En un contexto de pandemia como el que se vive actualmente en todo el mundo no hace falta hurgar demasiado para enumerar los motivos que suelen estresar a niños y niñas. Entre algunas de esas razones, la pediatra mencionó "estar quietos frente a una pantalla, estar en casa todo el día, la exigencia por encima de la capacidad cognitiva, la exposición continua a pantallas, el no tener acceso a un lugar donde esparcirse, el no tener contacto con sus pares o contextos exteriores y el sentirse presionados".

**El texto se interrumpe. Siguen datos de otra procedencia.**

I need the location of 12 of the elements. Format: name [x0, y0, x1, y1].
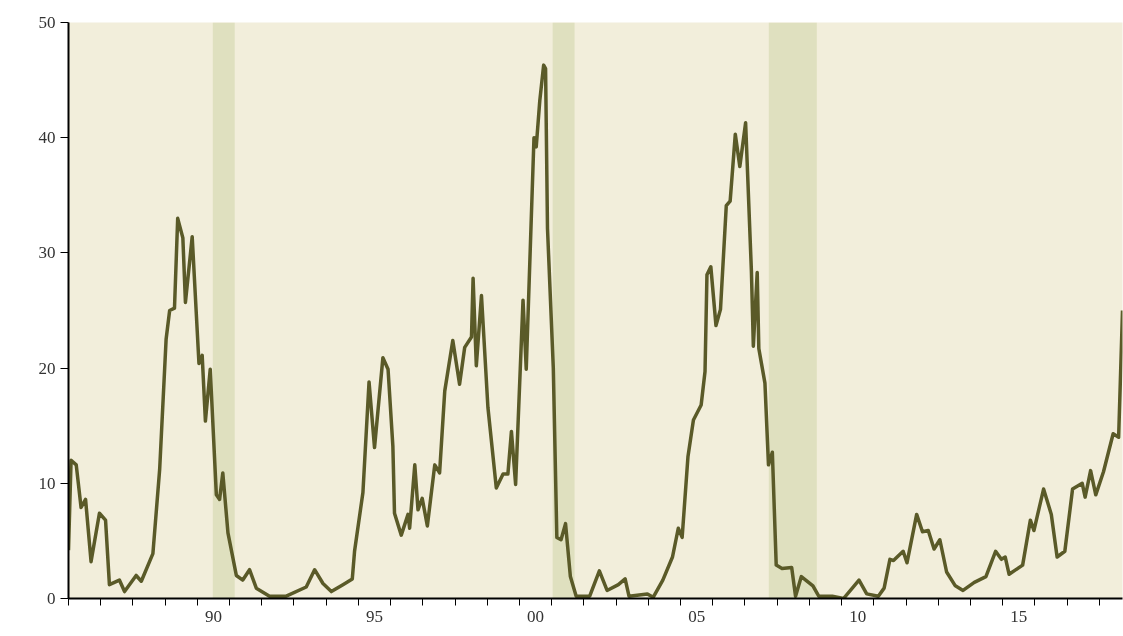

La actitud de madres y padres también influye a la hora de hablar del estrés infantil. Según la pediatra, "los adultos y las adultas estamos muy cansados después de más de un año de pandemia, estamos preocupados por cuestiones cotidianas, económicas y demás. Muchos estamos haciendo homeoffice y es muy difícil atender las tareas escolares y acompañar la cuestión pedagógica cuando no tenemos las herramientas para hacerlo. Ese estrés familiar se traduce a los chicos y esto no es una cuestión de culpa de los mapadres, es una situación que estamos viviendo y atravesando lo mejor que podemos".

Recomendaciones

Critzmann resaltó el valor del juego más allá del objeto en cuestión con el que chicos y chicas realicen esa actividad. "Los juguetes son objetos que abren paso a la imaginación. Hay miles de actividades que se pueden proponer sin la necesidad de comprar algo. Para los chicos cualquier cosa puede ser un juguete: un recipiente, cocinar, pintar o juntar las hojitas de los árboles en otoño", detalló la médica.

Y concluyó: "Hay muchas cosas hermosas en las jugueterías, pero hay otros encuentros sensoriales, otros encuentros culturales que está bueno propiciar y no requieren un costo económico".